Why Big Tech is destroying millions of storage devices that it could reuse
The chief operating officer of Techbuyer, an IT asset disposal company in Harrogate, stood in a large windowless room of a data center in London.
surrounded by thousands of used hard drives belonging to a credit card company. Knowing that he could erase the discs and resell them, he offered a six-figure sum for all the devices.
The answer was no.
“I came out and thought, ‘This is absolutely crazy,'” Payne says. “They couldn’t let the discs leave the building – despite the fact that we could wipe them on the spot and then sell them to a new customer who could use them for years. . . It was a real mess. »
Payne had first-hand experience of the ubiquitous industry practice of shredding data storage devices.
Every day, when you send emails, update a Google document or take a photo, the data generated is not stored in a “cloud” as the metaphor suggests.
The servers contain several data storage devices, each about the size of a magnetic tape.
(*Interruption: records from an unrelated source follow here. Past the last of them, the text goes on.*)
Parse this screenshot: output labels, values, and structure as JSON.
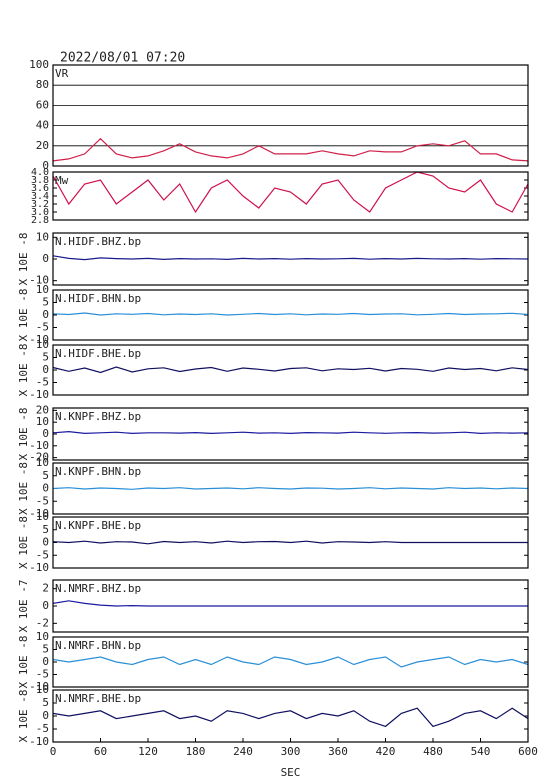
{
  "chart_data": [
    {
      "type": "line",
      "title": "2022/08/01  07:20",
      "label": "VR",
      "grid": true,
      "x": [
        0,
        20,
        40,
        60,
        80,
        100,
        120,
        140,
        160,
        180,
        200,
        220,
        240,
        260,
        280,
        300,
        320,
        340,
        360,
        380,
        400,
        420,
        440,
        460,
        480,
        500,
        520,
        540,
        560,
        580,
        600
      ],
      "xlim": [
        0,
        600
      ],
      "ylim": [
        0,
        100
      ],
      "yticks": [
        0,
        20,
        40,
        60,
        80,
        100
      ],
      "series": [
        {
          "color": "#d0204a",
          "values": [
            5,
            7,
            12,
            27,
            12,
            8,
            10,
            15,
            22,
            14,
            10,
            8,
            12,
            20,
            12,
            12,
            12,
            15,
            12,
            10,
            15,
            14,
            14,
            20,
            22,
            20,
            25,
            12,
            12,
            6,
            5
          ]
        }
      ]
    },
    {
      "type": "line",
      "label": "Mw",
      "grid": false,
      "x": [
        0,
        20,
        40,
        60,
        80,
        100,
        120,
        140,
        160,
        180,
        200,
        220,
        240,
        260,
        280,
        300,
        320,
        340,
        360,
        380,
        400,
        420,
        440,
        460,
        480,
        500,
        520,
        540,
        560,
        580,
        600
      ],
      "xlim": [
        0,
        600
      ],
      "ylim": [
        2.8,
        4.0
      ],
      "yticks": [
        {
          "value": 2.8,
          "label": "2.8"
        },
        {
          "value": 3.0,
          "label": "3.0"
        },
        {
          "value": 3.2,
          "label": "3.2"
        },
        {
          "value": 3.4,
          "label": "3.4"
        },
        {
          "value": 3.6,
          "label": "3.6"
        },
        {
          "value": 3.8,
          "label": "3.8"
        },
        {
          "value": 4.0,
          "label": "4.0"
        }
      ],
      "series": [
        {
          "color": "#d0104a",
          "values": [
            3.9,
            3.2,
            3.7,
            3.8,
            3.2,
            3.5,
            3.8,
            3.3,
            3.7,
            3.0,
            3.6,
            3.8,
            3.4,
            3.1,
            3.6,
            3.5,
            3.2,
            3.7,
            3.8,
            3.3,
            3.0,
            3.6,
            3.8,
            4.0,
            3.9,
            3.6,
            3.5,
            3.8,
            3.2,
            3.0,
            3.7
          ]
        }
      ]
    },
    {
      "type": "line",
      "label": "N.HIDF.BHZ.bp",
      "ylabel": "X 10E -8",
      "x": [
        0,
        20,
        40,
        60,
        80,
        100,
        120,
        140,
        160,
        180,
        200,
        220,
        240,
        260,
        280,
        300,
        320,
        340,
        360,
        380,
        400,
        420,
        440,
        460,
        480,
        500,
        520,
        540,
        560,
        580,
        600
      ],
      "xlim": [
        0,
        600
      ],
      "ylim": [
        -12,
        12
      ],
      "yticks": [
        -10,
        0,
        10
      ],
      "series": [
        {
          "color": "#1a1a8c",
          "values": [
            1.5,
            0.3,
            -0.3,
            0.5,
            0.2,
            0,
            0.3,
            -0.2,
            0.2,
            0,
            0.1,
            -0.2,
            0.3,
            0,
            0.2,
            -0.1,
            0.2,
            0,
            0.1,
            0.3,
            -0.1,
            0.2,
            0,
            0.3,
            0.1,
            0,
            0.2,
            -0.1,
            0.2,
            0.1,
            0
          ]
        }
      ]
    },
    {
      "type": "line",
      "label": "N.HIDF.BHN.bp",
      "ylabel": "X 10E -8",
      "x": [
        0,
        20,
        40,
        60,
        80,
        100,
        120,
        140,
        160,
        180,
        200,
        220,
        240,
        260,
        280,
        300,
        320,
        340,
        360,
        380,
        400,
        420,
        440,
        460,
        480,
        500,
        520,
        540,
        560,
        580,
        600
      ],
      "xlim": [
        0,
        600
      ],
      "ylim": [
        -10,
        10
      ],
      "yticks": [
        -10,
        -5,
        0,
        5,
        10
      ],
      "series": [
        {
          "color": "#2a8fd6",
          "values": [
            0.5,
            0.2,
            0.8,
            0,
            0.5,
            0.3,
            0.6,
            0.1,
            0.4,
            0.2,
            0.5,
            0,
            0.3,
            0.6,
            0.2,
            0.5,
            0.1,
            0.4,
            0.3,
            0.6,
            0.2,
            0.4,
            0.5,
            0.1,
            0.3,
            0.6,
            0.2,
            0.4,
            0.5,
            0.7,
            0.2
          ]
        }
      ]
    },
    {
      "type": "line",
      "label": "N.HIDF.BHE.bp",
      "ylabel": "X 10E -8",
      "x": [
        0,
        20,
        40,
        60,
        80,
        100,
        120,
        140,
        160,
        180,
        200,
        220,
        240,
        260,
        280,
        300,
        320,
        340,
        360,
        380,
        400,
        420,
        440,
        460,
        480,
        500,
        520,
        540,
        560,
        580,
        600
      ],
      "xlim": [
        0,
        600
      ],
      "ylim": [
        -10,
        10
      ],
      "yticks": [
        -10,
        -5,
        0,
        5,
        10
      ],
      "series": [
        {
          "color": "#101060",
          "values": [
            1,
            -0.5,
            0.8,
            -1,
            1.2,
            -0.8,
            0.5,
            0.9,
            -0.6,
            0.4,
            1,
            -0.5,
            0.8,
            0.3,
            -0.4,
            0.6,
            0.9,
            -0.3,
            0.5,
            0.2,
            0.7,
            -0.4,
            0.6,
            0.3,
            -0.5,
            0.8,
            0.2,
            0.6,
            -0.3,
            0.9,
            0.2
          ]
        }
      ]
    },
    {
      "type": "line",
      "label": "N.KNPF.BHZ.bp",
      "ylabel": "X 10E -8",
      "x": [
        0,
        20,
        40,
        60,
        80,
        100,
        120,
        140,
        160,
        180,
        200,
        220,
        240,
        260,
        280,
        300,
        320,
        340,
        360,
        380,
        400,
        420,
        440,
        460,
        480,
        500,
        520,
        540,
        560,
        580,
        600
      ],
      "xlim": [
        0,
        600
      ],
      "ylim": [
        -22,
        22
      ],
      "yticks": [
        -20,
        -10,
        0,
        10,
        20
      ],
      "series": [
        {
          "color": "#1a1aa0",
          "values": [
            1,
            2,
            0.5,
            1,
            1.5,
            0.5,
            1,
            1,
            0.8,
            1.2,
            0.5,
            1,
            1.5,
            0.8,
            1,
            0.5,
            1.2,
            1,
            0.8,
            1.5,
            1,
            0.6,
            1,
            1.2,
            0.8,
            1,
            1.5,
            0.5,
            1,
            0.8,
            1
          ]
        }
      ]
    },
    {
      "type": "line",
      "label": "N.KNPF.BHN.bp",
      "ylabel": "X 10E -8",
      "x": [
        0,
        20,
        40,
        60,
        80,
        100,
        120,
        140,
        160,
        180,
        200,
        220,
        240,
        260,
        280,
        300,
        320,
        340,
        360,
        380,
        400,
        420,
        440,
        460,
        480,
        500,
        520,
        540,
        560,
        580,
        600
      ],
      "xlim": [
        0,
        600
      ],
      "ylim": [
        -10,
        10
      ],
      "yticks": [
        -10,
        -5,
        0,
        5,
        10
      ],
      "series": [
        {
          "color": "#2a8fd6",
          "values": [
            0,
            0.3,
            -0.2,
            0.2,
            0,
            -0.3,
            0.2,
            0,
            0.3,
            -0.2,
            0,
            0.2,
            -0.1,
            0.3,
            0,
            -0.2,
            0.2,
            0.1,
            -0.2,
            0,
            0.3,
            -0.1,
            0.2,
            0,
            -0.2,
            0.3,
            0,
            0.2,
            -0.1,
            0.2,
            0
          ]
        }
      ]
    },
    {
      "type": "line",
      "label": "N.KNPF.BHE.bp",
      "ylabel": "X 10E -8",
      "x": [
        0,
        20,
        40,
        60,
        80,
        100,
        120,
        140,
        160,
        180,
        200,
        220,
        240,
        260,
        280,
        300,
        320,
        340,
        360,
        380,
        400,
        420,
        440,
        460,
        480,
        500,
        520,
        540,
        560,
        580,
        600
      ],
      "xlim": [
        0,
        600
      ],
      "ylim": [
        -10,
        10
      ],
      "yticks": [
        -10,
        -5,
        0,
        5,
        10
      ],
      "series": [
        {
          "color": "#101060",
          "values": [
            0.3,
            0,
            0.5,
            -0.2,
            0.3,
            0.2,
            -0.5,
            0.4,
            0,
            0.3,
            -0.2,
            0.5,
            0,
            0.3,
            0.4,
            0,
            0.5,
            -0.2,
            0.3,
            0.2,
            0,
            0.3,
            0,
            0,
            0,
            0,
            0,
            0,
            0,
            0,
            0
          ]
        }
      ]
    },
    {
      "type": "line",
      "label": "N.NMRF.BHZ.bp",
      "ylabel": "X 10E -7",
      "x": [
        0,
        20,
        40,
        60,
        80,
        100,
        120,
        140,
        160,
        180,
        200,
        220,
        240,
        260,
        280,
        300,
        320,
        340,
        360,
        380,
        400,
        420,
        440,
        460,
        480,
        500,
        520,
        540,
        560,
        580,
        600
      ],
      "xlim": [
        0,
        600
      ],
      "ylim": [
        -3,
        3
      ],
      "yticks": [
        -2,
        0,
        2
      ],
      "series": [
        {
          "color": "#1a1aa0",
          "values": [
            0.3,
            0.6,
            0.3,
            0.1,
            0,
            0.05,
            0,
            0,
            0,
            0,
            0,
            0,
            0,
            0,
            0,
            0,
            0,
            0,
            0,
            0,
            0,
            0,
            0,
            0,
            0,
            0,
            0,
            0,
            0,
            0,
            0
          ]
        }
      ]
    },
    {
      "type": "line",
      "label": "N.NMRF.BHN.bp",
      "ylabel": "X 10E -8",
      "x": [
        0,
        20,
        40,
        60,
        80,
        100,
        120,
        140,
        160,
        180,
        200,
        220,
        240,
        260,
        280,
        300,
        320,
        340,
        360,
        380,
        400,
        420,
        440,
        460,
        480,
        500,
        520,
        540,
        560,
        580,
        600
      ],
      "xlim": [
        0,
        600
      ],
      "ylim": [
        -10,
        10
      ],
      "yticks": [
        -10,
        -5,
        0,
        5,
        10
      ],
      "series": [
        {
          "color": "#2a8fd6",
          "values": [
            1,
            0,
            1,
            2,
            0,
            -1,
            1,
            2,
            -1,
            1,
            -1,
            2,
            0,
            -1,
            2,
            1,
            -1,
            0,
            2,
            -1,
            1,
            2,
            -2,
            0,
            1,
            2,
            -1,
            1,
            0,
            1,
            -1
          ]
        }
      ]
    },
    {
      "type": "line",
      "label": "N.NMRF.BHE.bp",
      "ylabel": "X 10E -8",
      "xlabel": "SEC",
      "x": [
        0,
        20,
        40,
        60,
        80,
        100,
        120,
        140,
        160,
        180,
        200,
        220,
        240,
        260,
        280,
        300,
        320,
        340,
        360,
        380,
        400,
        420,
        440,
        460,
        480,
        500,
        520,
        540,
        560,
        580,
        600
      ],
      "xlim": [
        0,
        600
      ],
      "xticks": [
        0,
        60,
        120,
        180,
        240,
        300,
        360,
        420,
        480,
        540,
        600
      ],
      "ylim": [
        -10,
        10
      ],
      "yticks": [
        -10,
        -5,
        0,
        5,
        10
      ],
      "series": [
        {
          "color": "#101060",
          "values": [
            1,
            0,
            1,
            2,
            -1,
            0,
            1,
            2,
            -1,
            0,
            -2,
            2,
            1,
            -1,
            1,
            2,
            -1,
            1,
            0,
            2,
            -2,
            -4,
            1,
            3,
            -4,
            -2,
            1,
            2,
            -1,
            3,
            -1
          ]
        }
      ]
    }
  ]
}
They are located in the world’s 23,000 data centers
Companies such as Amazon and Microsoft
as well as banks, police departments and ministries, destroy millions of data storage devices every year, the Financial Times has learned thanks to interviews with more than 30 people who work in and around the dismantling industry and via dozens of freedom of information requests.
And this is despite a growing chorus of industry insiders who say that there is another better option for safely disposing of data: using computer software to securely erase devices before selling them on the secondary market.
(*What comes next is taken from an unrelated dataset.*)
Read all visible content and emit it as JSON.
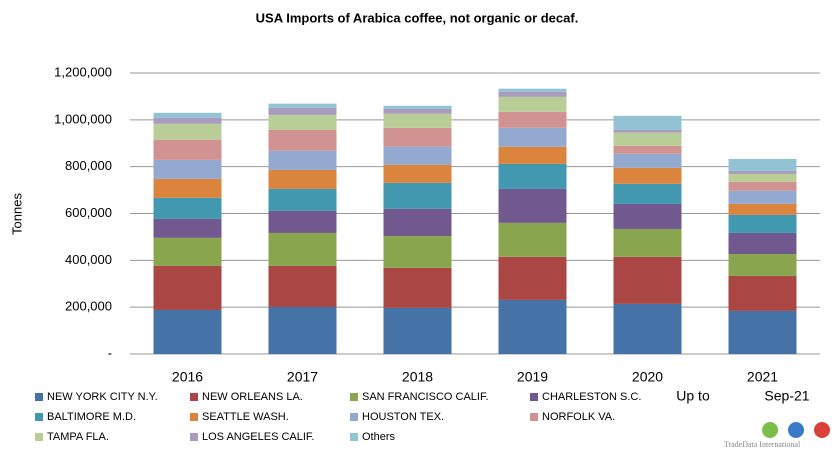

“From a data security point of view, you don’t need to shred,” says Felice Alfieri, a European Commission official who co-authored a report on how to make data centers more sustainable and who promotes the “deletion of data” rather than the destruction of devices.
The problem of trust
At the root of the reluctance to move away from shredding is the fear that the data could leak, triggering fury from customers and huge fines from regulators.
That was on top of a $60 million fine in 2020 and a $60 million class-action settlement reached earlier this year.
the bank now requires that each of its data storage devices be destroyed – the vast majority on site. This approach is widespread.
An Amazon Web Services employee, who spoke on condition of anonymity, explained that the company destroys each data storage device once it is deemed obsolete, usually after three to five years of use: “If we let a [piece of data] pass, we lose the trust of our customers. Amazon declined to comment.
Microsoft says it is on track to build 50 to 100 new data centers every year
The UK Department for Education the Department for Work and Pensions.
Police Scotland and the Police Service of Northern Ireland told the FT that they are destroying all data storage devices that have been decommissioned.
The Northern Ireland force claims to have shredded 30,000 pieces of equipment, including servers and hard drives, over the past two years.